Das warme Gefühl, das sich in diesem Moment in ihrer Herzgegend ausbreitete, war für Sam kaum in Worte zu fassen. Sie hatte die Hälfte des Tages zwar damit verbracht, immer wieder nervös ihre Rede einzustudieren. Die andere Hälfte aber hatte sie insgeheim den Moment gefürchtet, in dem sie wie bestellt und nicht abgeholt danebenstehen würde, wenn ihre Klassenkameraden und speziell ihre Freunde sich zusammen mit ihren Eltern und Geschwistern für das Familienalbum verewigen lassen würden. Denn Sam hatte keine Familie im eigentlichen Sinne. Nicht mehr.

Aber Billy hatte recht. Er war ihr Bruder, ihre Familie. Ebenso wie Sally und Stuart. Und auch Timothy.

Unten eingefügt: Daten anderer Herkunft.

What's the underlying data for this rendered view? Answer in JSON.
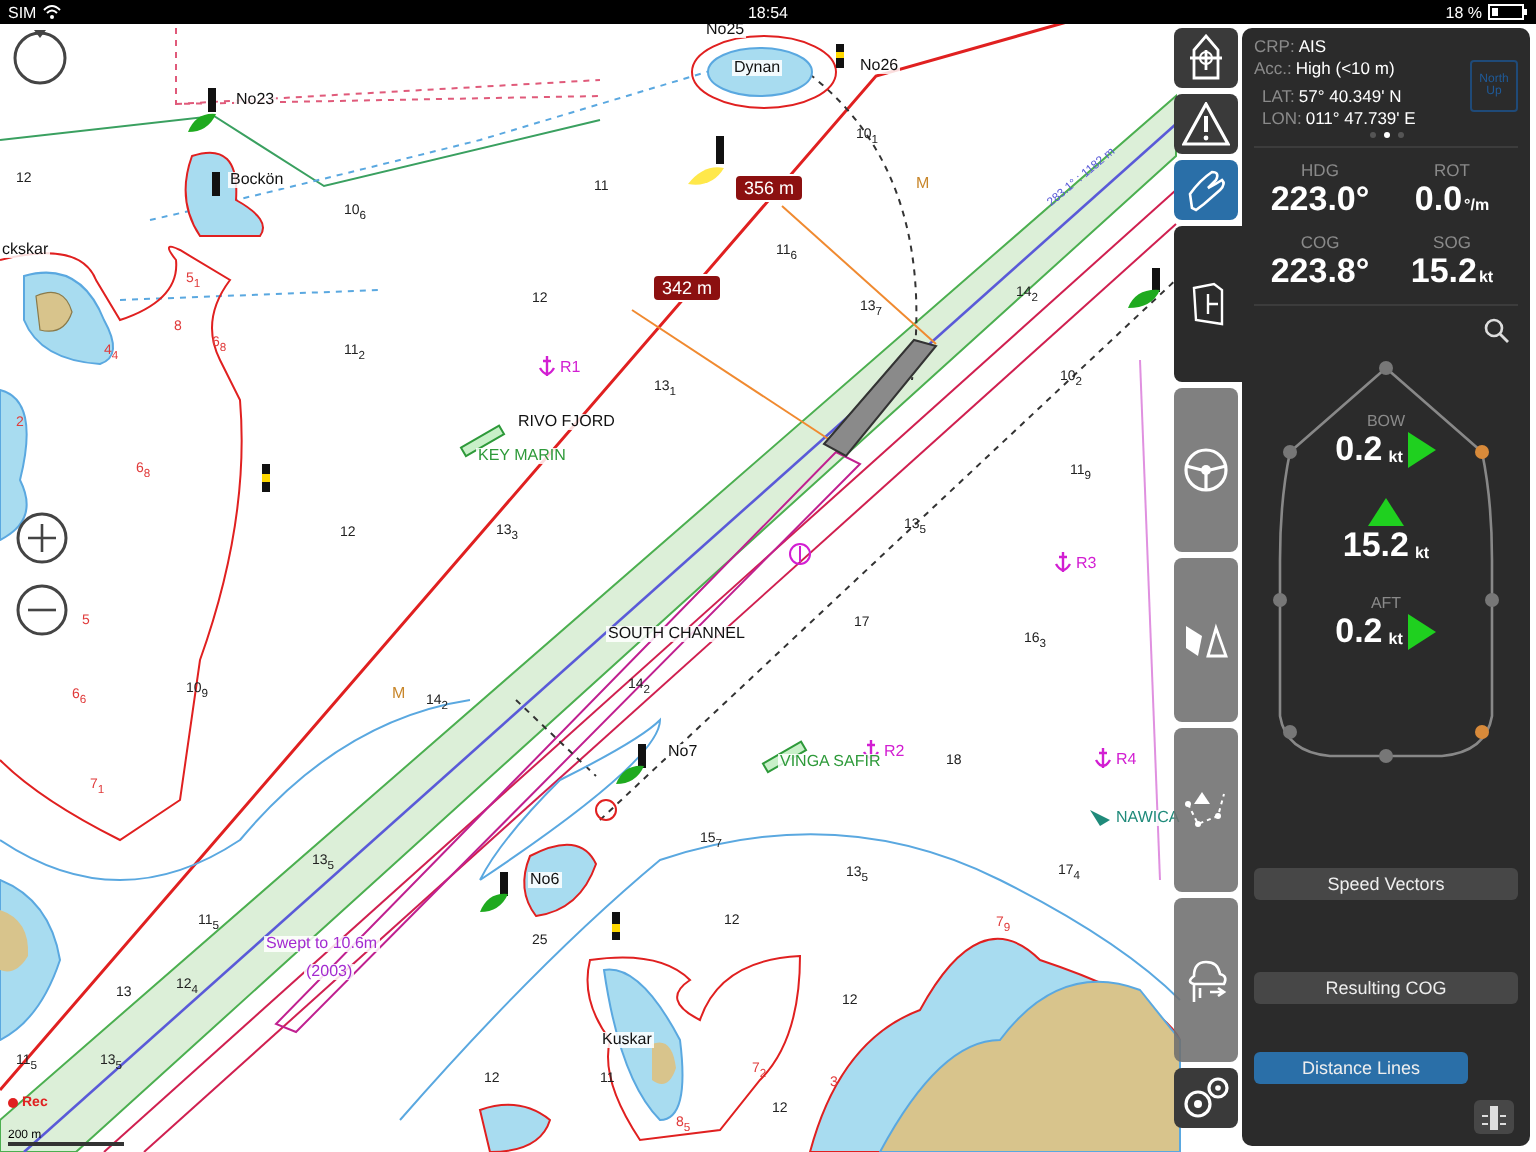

Samantha schüttelte lachend den Kopf, als sie sich wieder einigermaßen gefangen hatte. »Du meinst, ob ich Lust habe auf ein Foto mit meinem kleinen Bruder? Immer doch, kleiner Mann!«

Billy schob sie eine Armlänge von sich, um sie eingehend zu betrachten. Er runzelte die Stirn und hob skeptisch eine seiner buschigen Augenbrauen, die dadurch beinahe unter seiner grünen College-Kappe verschwand. »Ich weiß ja nicht, ob du heute Abend irgendwann auf den Kopf gefallen bist, aber als ich das letzte Mal nachgesehen habe, war ich noch gut drei Monate älter als du. Hat sich daran was geändert?«

»So wie ich es sehe, bin ich seit heute offiziell keine Highschool-Schülerin mehr.« Zur Bekräftigung hielt sie das gefaltete Diplom in ihren Händen in die Luft und wackelte einige Male damit vor Billys Augen. »Du, mein Freund, aber schon.«

»Erbsenzählerei«, murmelte Billy. »Thunderridge vergibt die Diplome eben erst in ein paar Wochen. Es ist alles nur eine Frage der Zeit, bis wir beide arme Collegestudenten sind.«

Um sie herum kam die Schülermasse langsam in Bewegung und strebte auf den Ausgang zu, wo der Fotograf bereitstand um die heißbegehrten Absolventen-Aufnahmen zu knipsen. Samantha und ihre Freunde reihten sich in die lange Schlange mit ein. Und während Timothy ihre Hand fest umklammert hielt und Sally vor ihr mit Billy und Stuart scherzte, überlegte Sam, ob es überhaupt möglich wäre, glücklicher zu sein, als sie es in diesem Moment war.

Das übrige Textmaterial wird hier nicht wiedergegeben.